Published by the Students of Johns Hopkins since 1896
April 14, 2024


Ramchandani emphasizes how much she has relied on her family and friends in the past few months. 

When I say I miss being able to travel, I don’t mean exploring new cultures or backpacking through cities. I mean I miss knowing that if my family needed me or I needed them, either of us would hop on a plane, no questions asked, and be there in a heartbeat. It’s no easy feat going to and from home these days. Each journey is almost 30 hours of paranoia, requiring constant sanitizing, continuous mask-wearing and cutting off and throwing away protective clothing at every destination. And then, of course, there is the collective month and a half of hard quarantine I will have completed in the 12 months alone. 

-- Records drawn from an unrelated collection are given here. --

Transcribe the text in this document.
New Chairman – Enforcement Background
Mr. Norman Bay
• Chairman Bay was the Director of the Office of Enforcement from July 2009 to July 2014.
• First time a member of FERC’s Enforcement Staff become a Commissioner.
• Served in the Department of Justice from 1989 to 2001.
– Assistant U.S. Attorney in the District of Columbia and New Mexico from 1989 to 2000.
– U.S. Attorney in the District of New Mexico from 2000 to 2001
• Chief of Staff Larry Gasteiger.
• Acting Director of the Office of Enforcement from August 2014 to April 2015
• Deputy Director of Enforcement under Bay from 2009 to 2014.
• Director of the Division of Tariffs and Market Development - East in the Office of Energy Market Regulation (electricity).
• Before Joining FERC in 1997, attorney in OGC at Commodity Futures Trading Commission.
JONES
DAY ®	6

Although I kept it to myself for the most part, I had a really rough semester last fall, and it took a massive toll on my mental health. By December I was completely mentally and emotionally drained, feeling more hopeless and devoid of positivity than ever. I needed to go home. Deciding to prepone my flight and take my online finals with insane time differences in a government-prescribed quarantine room was one of the tougher choices I have made. But the pressure on my sanity was too much, and it was a choice I don’t regret making one bit.

Being home this past month was a breath of fresh air. Not only literally, since life in Singapore resembled some sense of normalcy amid this crisis, but metaphorically as well. For the past four weeks, being surrounded by family and friends gave me the kind of emotional safety I so desperately needed.

Anyone who knows me knows that my family — both given and chosen — is my ultimate bragging point and top priority. We are incredibly close; my third cousins are like my siblings. I can go to them with absolutely anything. Existing in this bubble of unconditional love meant that I could let my guard down completely and be unfiltered and vulnerable without any fear whatsoever of getting hurt. I knew I was protected every minute of every day.

So this time, going to the airport was a tumultuous trip. The day of departure, I invited my cousins, aunts, uncle and best friend over for a bagel brunch to say goodbye. Just as they were arriving, I burst into tears in the kitchen, feeling completely helpless. I was extremely tempted to log in to my Etihad account and delay my flight further, although I had already pushed it back a week. I was immediately terrified of being stuck in a situation where I felt lonely and unnerved with no way to get home or for any member of my safety net to get to me. If the borders suddenly closed or flights became unavailable, I would be left to fend for myself. Again.

These feelings were exacerbated by the looming date of May 27. Graduation is soon upon us, and I have absolutely no idea what I want to do with my life. Personally, the fact that the “real world” is coming toward me like a train is just now hitting me. I feel as if I’ve been tied to the tracks.

So it is safe to say that there were many things contributing to my anxiety about leaving Singapore this time. But regardless, I am back in Baltimore and have made it through the first day of classes completely unscathed and, actually, with a pretty big smile on my face. I think that I got so caught up in the momentary anxiety and stress of thinking about how I survived last semester that I forgot one really important thing: I survived last semester.

It wasn’t easy, and I owe a great deal to my incredible friends and even better flatmate, but I actually have some really fond memories of fall 2020. Sure, the lows were really low, but there were so many highs I didn’t pay enough attention to, from walks through crunchy fall leaves to piping hot cocoa on the terrace to launching a full double issue of Marque Magazine in the middle of a global pandemic. The most significant one, however, was how unbelievably comfortable and happy I became within myself.

Driving into Baltimore City yesterday, I realized that the feeling of protection and safety I felt when I was at home hadn’t left yet. For a little while I thought it was because the reality of being so far away hadn’t sunk in yet (and maybe it hasn’t), but now I think that I’ve somehow managed to bring it with me. I realized that I wasn’t giving myself enough credit about what exactly it was that I needed. I didn’t need my support system to be physically around me all the time; I just needed that month of rest and reassurance to recharge my batteries.

This semester will be difficult and sometimes tough for all of us, so please check in with your friends and in particular with your international student friends. This isn’t an easy time to be away from home, and even a little message goes a long way.

Saniya Ramchandani is a senior studying Physics from Singapore. Her column is a reflective narrative that chronicles her experiences navigating various aspects of college life.